I've been spending quite a bit of time lately in the company of Gerard Manley Hopkins, as mediated through his poetry, and I'm rather glad it's time to move on having just read every extant line of it. Every moment of the experience has been in some sense rewarding, but often overwhelmingly so. His verse is just so packed, so dense; at times each line is like its own small explosion. And my goodness is he obsessional, wonderfully so, but you can only take so much of it.
When I said 'quite a bit of time' I really should qualify that: three poems a day was just about the maximum, and when you come to something like Tom's Garland really you'd need a week to wrest any kind of coherent meaning out of it.

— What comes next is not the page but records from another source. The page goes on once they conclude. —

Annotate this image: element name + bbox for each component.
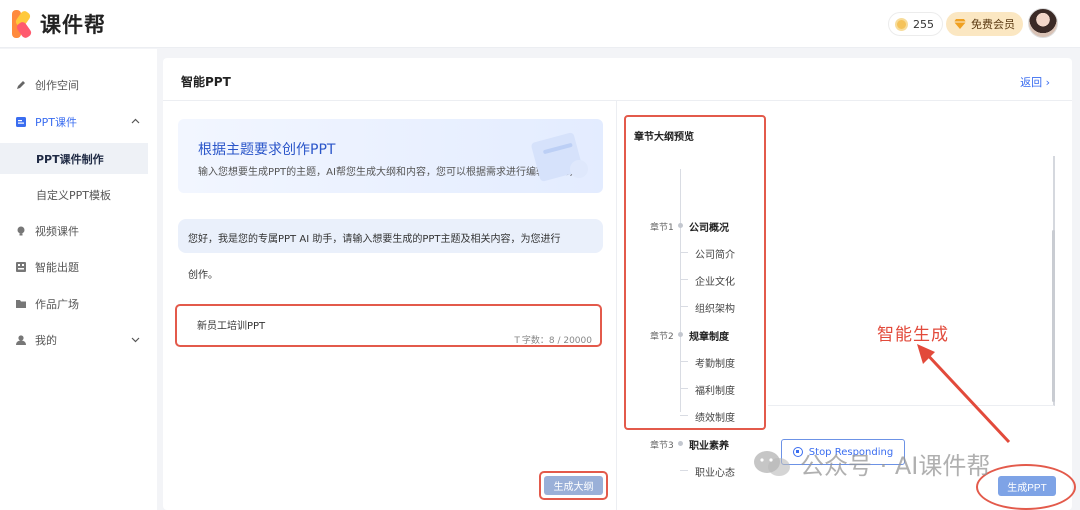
app-logo[interactable]: 课件帮 (10, 8, 106, 40)
vip-label: 免费会员 (971, 18, 1015, 31)
page-title: 智能PPT (181, 75, 231, 89)
intro-title: 根据主题要求创作PPT (198, 142, 336, 158)
chevron-up-icon (131, 118, 140, 124)
sidebar-item-label: PPT课件 (35, 116, 77, 129)
sidebar-item-ppt[interactable]: PPT课件 (0, 107, 157, 137)
chevron-down-icon (131, 337, 140, 343)
sidebar-item-gallery[interactable]: 作品广场 (0, 289, 157, 319)
outline-subitem[interactable]: 考勤制度 (626, 353, 766, 371)
coin-icon (895, 17, 908, 31)
assistant-message-continued: 创作。 (188, 270, 218, 281)
watermark-text: 公众号 · AI课件帮 (800, 452, 991, 480)
intro-banner: 根据主题要求创作PPT 输入您想要生成PPT的主题，AI帮您生成大纲和内容，您可… (178, 119, 603, 193)
subitem-title: 福利制度 (695, 386, 735, 397)
top-header: 课件帮 255 免费会员 (0, 0, 1080, 48)
app-name: 课件帮 (40, 13, 106, 37)
word-counter: T 字数：8 / 20000 (514, 333, 592, 346)
pen-icon (17, 81, 25, 89)
chapter-dot-icon (678, 441, 683, 446)
wechat-icon (754, 450, 790, 476)
text-icon: T (514, 336, 520, 346)
sidebar: 创作空间 PPT课件 PPT课件制作 自定义PPT模板 视频课件 智能出题 作品… (0, 49, 157, 510)
subitem-title: 企业文化 (695, 277, 735, 288)
diamond-icon (954, 19, 966, 29)
outline-button-highlight: 生成大纲 (539, 471, 608, 500)
sidebar-subitem-label: 自定义PPT模板 (36, 188, 111, 202)
sidebar-subitem-label: PPT课件制作 (36, 152, 104, 166)
outline-subitem[interactable]: 组织架构 (626, 298, 766, 316)
sidebar-item-mine[interactable]: 我的 (0, 325, 157, 355)
sidebar-item-quiz[interactable]: 智能出题 (0, 252, 157, 282)
sidebar-item-workspace[interactable]: 创作空间 (0, 70, 157, 100)
document-illustration-icon (531, 132, 588, 182)
sidebar-item-label: 创作空间 (35, 79, 79, 92)
subitem-title: 考勤制度 (695, 359, 735, 370)
coin-count: 255 (913, 17, 934, 31)
chapter-dot-icon (678, 332, 683, 337)
outline-subitem[interactable]: 绩效制度 (626, 407, 766, 425)
outline-chapter[interactable]: 章节2 规章制度 (626, 326, 766, 344)
generate-outline-button[interactable]: 生成大纲 (544, 476, 603, 495)
sidebar-item-label: 智能出题 (35, 261, 79, 274)
outline-subitem[interactable]: 公司简介 (626, 244, 766, 262)
chapter-title: 职业素养 (689, 441, 729, 452)
user-avatar[interactable] (1028, 8, 1058, 38)
generate-ppt-button[interactable]: 生成PPT (998, 476, 1056, 496)
chapter-title: 公司概况 (689, 223, 729, 234)
assistant-message: 您好，我是您的专属PPT AI 助手，请输入想要生成的PPT主题及相关内容，为您… (178, 219, 603, 253)
folder-icon (16, 300, 26, 308)
main-panel: 智能PPT 返回 › 根据主题要求创作PPT 输入您想要生成PPT的主题，AI帮… (163, 58, 1076, 510)
chapter-label: 章节1 (650, 223, 674, 233)
sidebar-item-label: 视频课件 (35, 225, 79, 238)
outline-chapter[interactable]: 章节1 公司概况 (626, 217, 766, 235)
coin-balance[interactable]: 255 (888, 12, 943, 36)
outline-subitem[interactable]: 企业文化 (626, 271, 766, 289)
assistant-message-text: 您好，我是您的专属PPT AI 助手，请输入想要生成的PPT主题及相关内容，为您… (188, 234, 561, 245)
sidebar-item-label: 作品广场 (35, 298, 79, 311)
user-icon (16, 335, 26, 345)
ppt-icon (16, 117, 26, 127)
word-count: 字数：8 / 20000 (521, 336, 592, 346)
column-divider (616, 101, 617, 510)
outline-tree-line (680, 169, 681, 412)
subitem-title: 组织架构 (695, 304, 735, 315)
sidebar-subitem-template[interactable]: 自定义PPT模板 (0, 179, 148, 210)
outline-subitem[interactable]: 福利制度 (626, 380, 766, 398)
outline-heading: 章节大纲预览 (634, 132, 694, 143)
outline-preview: 章节大纲预览 章节1 公司概况 公司简介 企业文化 组织架构 章节2 规章制度 … (624, 115, 766, 479)
chapter-label: 章节3 (650, 441, 674, 451)
chapter-dot-icon (678, 223, 683, 228)
watermark: 公众号 · AI课件帮 (752, 446, 990, 481)
topic-input[interactable] (197, 319, 497, 330)
topic-input-box[interactable]: T字数：8 / 20000 (175, 304, 602, 347)
outline-chapter[interactable]: 章节3 职业素养 (626, 435, 766, 453)
grid-icon (16, 262, 26, 272)
subitem-title: 公司简介 (695, 250, 735, 261)
header-divider (163, 100, 1072, 101)
chapter-title: 规章制度 (689, 332, 729, 343)
subitem-title: 绩效制度 (695, 413, 735, 424)
sidebar-subitem-ppt-make[interactable]: PPT课件制作 (0, 143, 148, 174)
chapter-label: 章节2 (650, 332, 674, 342)
outline-subitem[interactable]: 职业心态 (626, 462, 766, 480)
vip-badge[interactable]: 免费会员 (946, 12, 1023, 36)
sidebar-item-video[interactable]: 视频课件 (0, 216, 157, 246)
annotation-label: 智能生成 (877, 325, 949, 345)
subitem-title: 职业心态 (695, 468, 735, 479)
logo-mark-icon (10, 8, 36, 40)
sidebar-item-label: 我的 (35, 334, 57, 347)
bulb-icon (17, 226, 25, 236)
back-link[interactable]: 返回 › (1020, 74, 1050, 90)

Fortunately my edition gives Hopkins's own gloss on it (I think done to help Dixon or Bridges or one of those coves) and I settled for a couple of read-throughs of the poem followed by a couple of readings of the gloss and then a final reading aloud of the poem, at which point things were starting to make sense. (Although, curiously, I think I had a pretty good idea of what was on Hopkins's mind even on a first reading. But I didn't get the animus against levellers and their like as expressed in the prose.)
Anyway now I'm moving on into the Prose selection and since I've not read much Hopkins at all in this vein I'm looking forward to it. The conventionally Catholic devotional bits I suspect will be eerily familiar. It's nice to visit home once in a while.